Eighty years later, the same principle remains devastatingly underused in cybersecurity. Organizations spend millions keeping attackers out — but perimeter defenses fail, credentials get stolen, and once someone is inside moving laterally, most security stacks fall silent. What’s missing isn’t another wall. It’s a smart trap.

Today, unfortunately, we live in an era defined by misinformation. Deepfakes, fabricated news, AI-generated content. Society is learning the hard way that not everything presented as truth can be trusted. This erosion of certainty is typically framed as a problem. And it is! But for defenders, it’s an opportunity. If attackers can no longer assume that what they find is real, the network itself becomes hostile territory. The concept of deception – planting something fake that serves no purpose other than to be touched by someone who shouldn’t be there – gives defenders an asymmetric advantage. A single interaction with a decoy file, a fake credential, or a tripwire DNS entry is a high-fidelity signal with almost zero false positives. Legitimate users have no reason to open backup_domain_admin_creds.xlsx. But attackers can’t resist it!

Here’s where it gets interesting: even if adversaries know you deploy deception, it doesn’t neutralize the technique. It amplifies the psychological burden. Every file becomes suspect. Every credential could be poisoned. They can’t distinguish between an honest mistake, where an overworked admin left creds.txt on a shared drive, and a deliberate trap waiting to expose them. Do they use the credentials and risk triggering an alert? Do they ignore them and potentially miss legitimate access? Hesitation costs time. Interaction costs their anonymity. Either outcome benefits the defender. Just like German intelligence in 1943, modern adversaries will pursue what looks valuable. But now they must do so knowing the ground beneath them might not be real. That uncertainty is a weapon you’re not using.

And some might assume this sounds quite complex to implement. They would be wrong. There are even free services from trusted reputable companies supporting this, in which you don’t even need to sign up. Just submit the email that gets notified. And you don’t need many alternatives spread around your infrastructure. Maybe just one trap inside your network in an enticing place would do the trick. 

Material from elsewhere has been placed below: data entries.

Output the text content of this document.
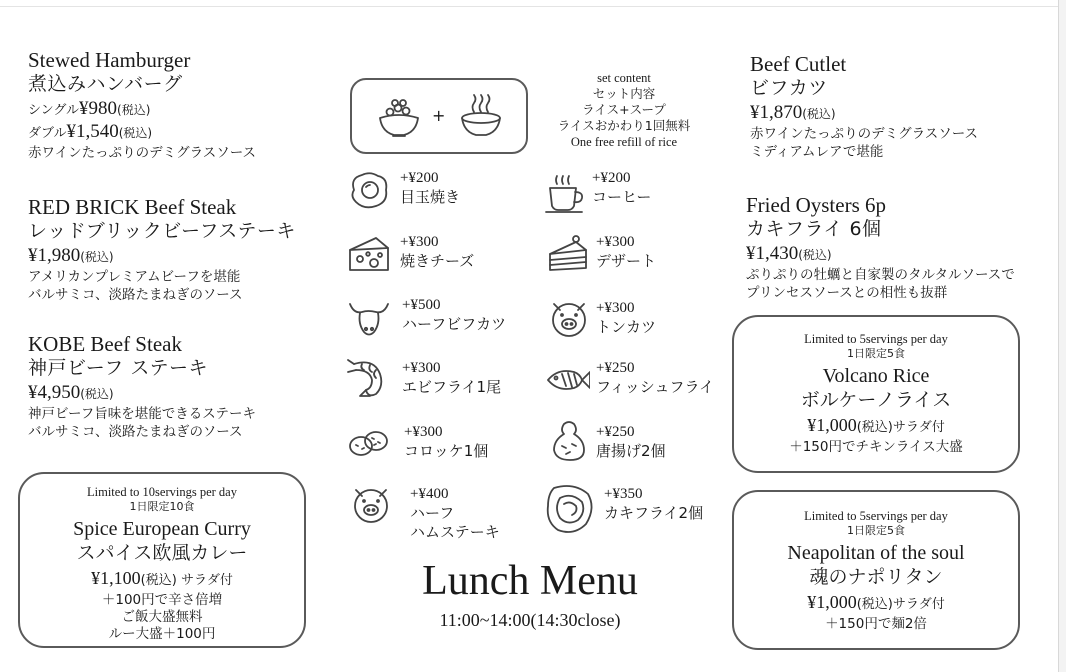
Stewed Hamburger
煮込みハンバーグ
シングル¥980(税込)
ダブル¥1,540(税込)
赤ワインたっぷりのデミグラスソース
RED BRICK Beef Steak
レッドブリックビーフステーキ
¥1,980(税込)
アメリカンプレミアムビーフを堪能
バルサミコ、淡路たまねぎのソース
KOBE Beef Steak
神戸ビーフ ステーキ
¥4,950(税込)
神戸ビーフ旨味を堪能できるステーキ
バルサミコ、淡路たまねぎのソース
Limited to 10servings per day
1日限定10食
Spice European Curry
スパイス欧風カレー
¥1,100(税込) サラダ付
＋100円で辛さ倍増
ご飯大盛無料
ルー大盛＋100円
+
set content
セット内容
ライス+スープ
ライスおかわり1回無料
One free refill of rice
+¥200
目玉焼き
+¥300
焼きチーズ
+¥500
ハーフビフカツ
+¥300
エビフライ1尾
+¥300
コロッケ1個
+¥400
ハーフ
ハムステーキ
+¥200
コーヒー
+¥300
デザート
+¥300
トンカツ
+¥250
フィッシュフライ
+¥250
唐揚げ2個
+¥350
カキフライ2個
Lunch Menu
11:00~14:00(14:30close)
Beef Cutlet
ビフカツ
¥1,870(税込)
赤ワインたっぷりのデミグラスソース
ミディアムレアで堪能
Fried Oysters 6p
カキフライ 6個
¥1,430(税込)
ぷりぷりの牡蠣と自家製のタルタルソースで
プリンセスソースとの相性も抜群
Limited to 5servings per day
1日限定5食
Volcano Rice
ボルケーノライス
¥1,000(税込)サラダ付
＋150円でチキンライス大盛
Limited to 5servings per day
1日限定5食
Neapolitan of the soul
魂のナポリタン
¥1,000(税込)サラダ付
＋150円で麺2倍
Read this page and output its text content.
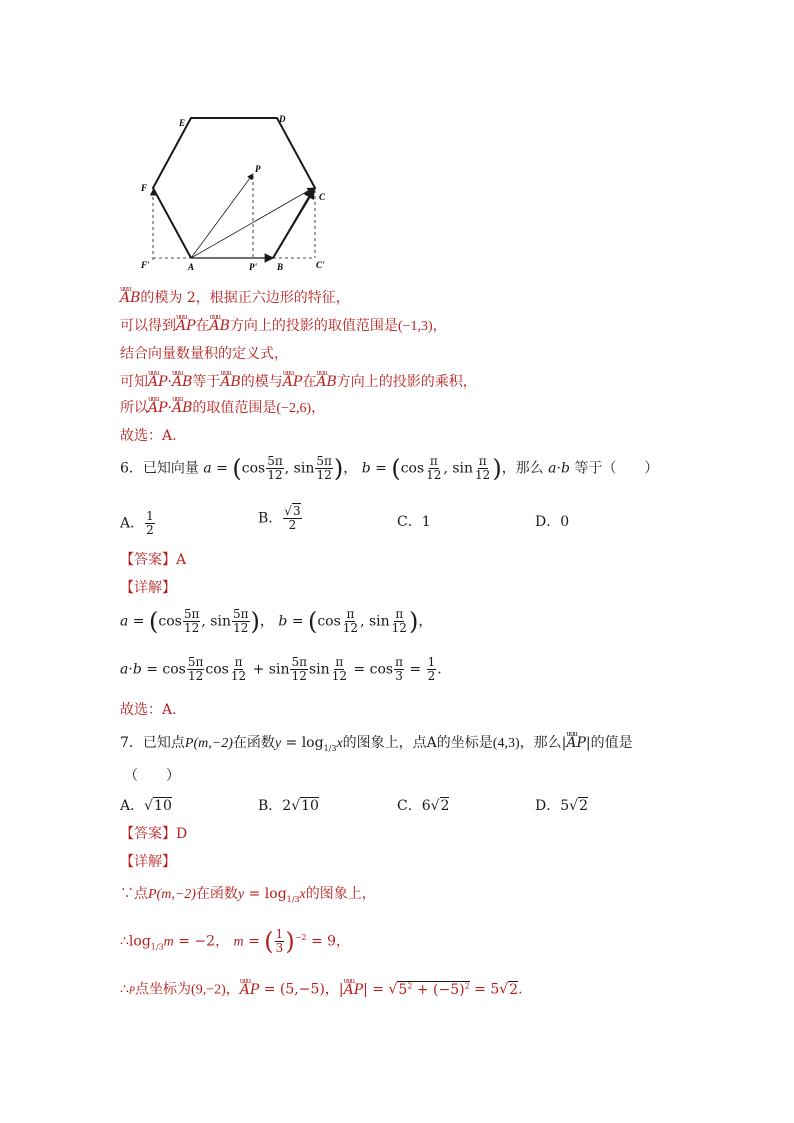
E	D
F
C
P
F'	A	P' B	C'
uuu AB的模为 2，根据正六边形的特征，
可以得到uuu AP在uuu AB方向上的投影的取值范围是(−1,3)，
结合向量数量积的定义式，
可知uuu AP·uuu AB等于uuu AB的模与uuu AP在uuu AB方向上的投影的乘积，
所以uuu AP·uuu AB的取值范围是(−2,6)，
故选：A.
6．已知向量 $a = (\cos \frac{5\pi}{12}$ , $\sin \frac{5\pi}{12}$ )， $b = (\cos \frac{\pi}{12}$ , $\sin \frac{\pi}{12}$ )，那么 a·b 等于（　　）
A． $\frac{1}{2}$	B． $\frac{√3}{2}$	C．1	D．0
【答案】A
【详解】
$a = (\cos \frac{5\pi}{12}$ , $\sin \frac{5\pi}{12}$ )， $b = (\cos \frac{\pi}{12}$ , $\sin \frac{\pi}{12}$ )，
$a\cdot b = \cos \frac{5\pi}{12}$ $\cos \frac{\pi}{12} + \sin \frac{5\pi}{12}$ $\sin \frac{\pi}{12} = \cos \frac{\pi}{3} = \frac{1}{2}$ .
故选：A.
7．已知点P(m,−2)在函数$y = \log_{1/3}x$的图象上，点A的坐标是(4,3)，那么|uuu AP|的值是
（　　）
A．√10	B．2√10	C．6√2	D．5√2
【答案】D
【详解】
∵点P(m,−2)在函数$y = \log_{1/3}x$的图象上，
$\therefore\log_{1/3}m = -2$， m = ( $\frac{1}{3} )^{-2} = 9$，
∴P点坐标为(9,−2)，uuu AP = (5,−5)，|uuu $AP| = √5^2 + (-5)^2 = 5√2$.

Let’s just try a Word document.

On this page alone, one has multiple alternatives, including Credit Card numbers that if used will obviously not work, but will trigger a notification to the submitted email. But for this example, I chose Microsoft Word trap, as I mentioned before.

And then the file is provided to me.

Notice the warning letting me know I can rename it, to something more appealing to attackers.

From an ethical hacker’s perspective, I have to admit: this is so very tempting.

And opening this file inevitably triggers the notification in the submitted mailbox.

And now you know with an incredibly high level of confidence that someone inside your network is doing something they should not be doing.

In the end, deception is not about tricks or theatrics. It’s about shifting the balance of certainty. When attackers can no longer trust what they see inside your environment, exploration becomes risk, and curiosity becomes liability. In an age where misinformation defines the battlefield, defenders may finally have permission to use uncertainty as a deliberate, strategic advantage.